札幌市内の博物館では、展示資料に多言語の表記を取り入れるなど、学芸員がさまざまな知恵を絞り、外国人観光客への対応に当たっている。山本幸三地方創生担当相は、外国人観光客らへの文化財などの説明、案内が不十分として「一番のがんは文化学芸員」などと発言し、撤回したが、学芸員は「幅広い業務を担っている実態を知ってほしい」と話す。

 「机に向かって、研究だけをしているわけではない。外国人を含めてどう分かりやすく伝えるかを常に考えている」。道内の歴史的な建造物を移築・復元した「北海道開拓の村」(厚別区)の学芸員細川健裕さん(38)は訴える。

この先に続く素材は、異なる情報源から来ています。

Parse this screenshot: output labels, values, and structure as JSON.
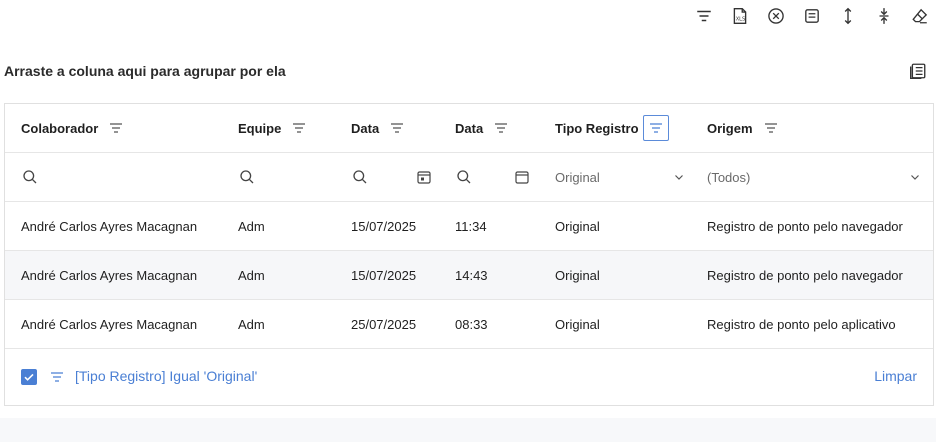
{
  "group_panel": {
    "text": "Arraste a coluna aqui para agrupar por ela"
  },
  "toolbar": {
    "icons": [
      "filter-lines-icon",
      "export-xls-icon",
      "clear-circle-icon",
      "document-icon",
      "expand-vertical-icon",
      "collapse-vertical-icon",
      "eraser-icon"
    ]
  },
  "columns": [
    {
      "label": "Colaborador"
    },
    {
      "label": "Equipe"
    },
    {
      "label": "Data"
    },
    {
      "label": "Data"
    },
    {
      "label": "Tipo Registro"
    },
    {
      "label": "Origem"
    }
  ],
  "filters": {
    "tipo_registro": "Original",
    "origem": "(Todos)"
  },
  "rows": [
    [
      "André Carlos Ayres Macagnan",
      "Adm",
      "15/07/2025",
      "11:34",
      "Original",
      "Registro de ponto pelo navegador"
    ],
    [
      "André Carlos Ayres Macagnan",
      "Adm",
      "15/07/2025",
      "14:43",
      "Original",
      "Registro de ponto pelo navegador"
    ],
    [
      "André Carlos Ayres Macagnan",
      "Adm",
      "25/07/2025",
      "08:33",
      "Original",
      "Registro de ponto pelo aplicativo"
    ]
  ],
  "filter_panel": {
    "expression": "[Tipo Registro] Igual 'Original'",
    "clear_label": "Limpar",
    "enabled": true
  },
  "colors": {
    "accent": "#4a7fd4",
    "text": "#1f1f1f",
    "muted": "#6a6a6a",
    "border": "#e0e0e0",
    "alt_row": "#f6f7f9"
  }
}
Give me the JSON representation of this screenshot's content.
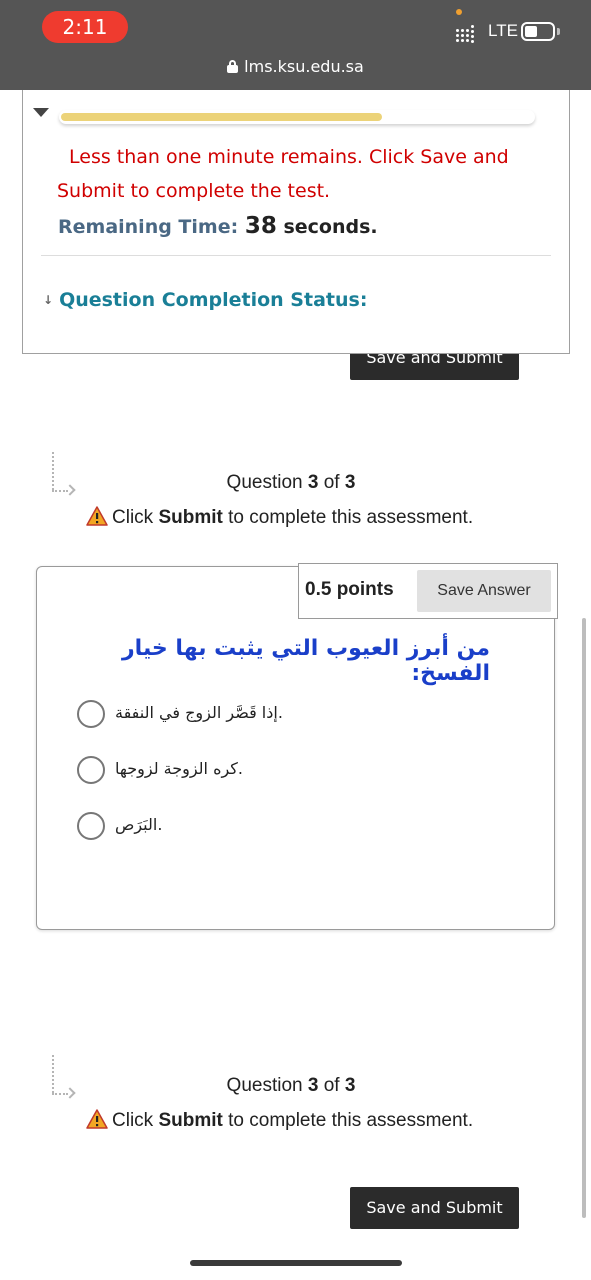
{
  "status_bar": {
    "time": "2:11",
    "network": "LTE",
    "url": "lms.ksu.edu.sa"
  },
  "timer": {
    "progress_fraction": 0.68,
    "warning": "Less than one minute remains. Click Save and Submit to complete the test.",
    "remaining_label": "Remaining Time:",
    "remaining_value": "38",
    "remaining_unit": "seconds.",
    "completion_status_label": "Question Completion Status:"
  },
  "buttons": {
    "save_submit_top": "Save and Submit",
    "save_submit_bottom": "Save and Submit",
    "save_answer": "Save Answer"
  },
  "question_header": {
    "prefix": "Question ",
    "current": "3",
    "of": " of ",
    "total": "3",
    "instr_pre": "Click ",
    "instr_bold": "Submit",
    "instr_post": " to complete this assessment."
  },
  "question": {
    "points": "0.5 points",
    "text": "من أبرز العيوب التي يثبت بها خيار الفسخ:",
    "options": [
      ".إذا قَصَّر الزوج في النفقة",
      ".كره الزوجة لزوجها",
      ".البَرَص"
    ]
  },
  "colors": {
    "warning_red": "#d00000",
    "question_blue": "#1a3fc9",
    "status_teal": "#1a7f97",
    "progress_yellow": "#ecd379"
  }
}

 同村では、学芸員が適切な英語表現や案内で強調すべき内容などを、案内を担うボランティアガイドに教えている。海外の来場者から「自国では有料ガイドが一般的なのに、無料で丁寧に説明してくれた」と感謝され、礼状が届いたこともあるという。

 学芸員は博物館法に基づく国家資格で、博物館や美術館などに配置される。資料の収蔵や調査研究、一般向けの普及活動まで業務は幅広い。細川さんは「他国の大臣と接した時、学芸員の仕事を尊敬してくれていた。自国の大臣が知らないのは恥ずかしい」と話す。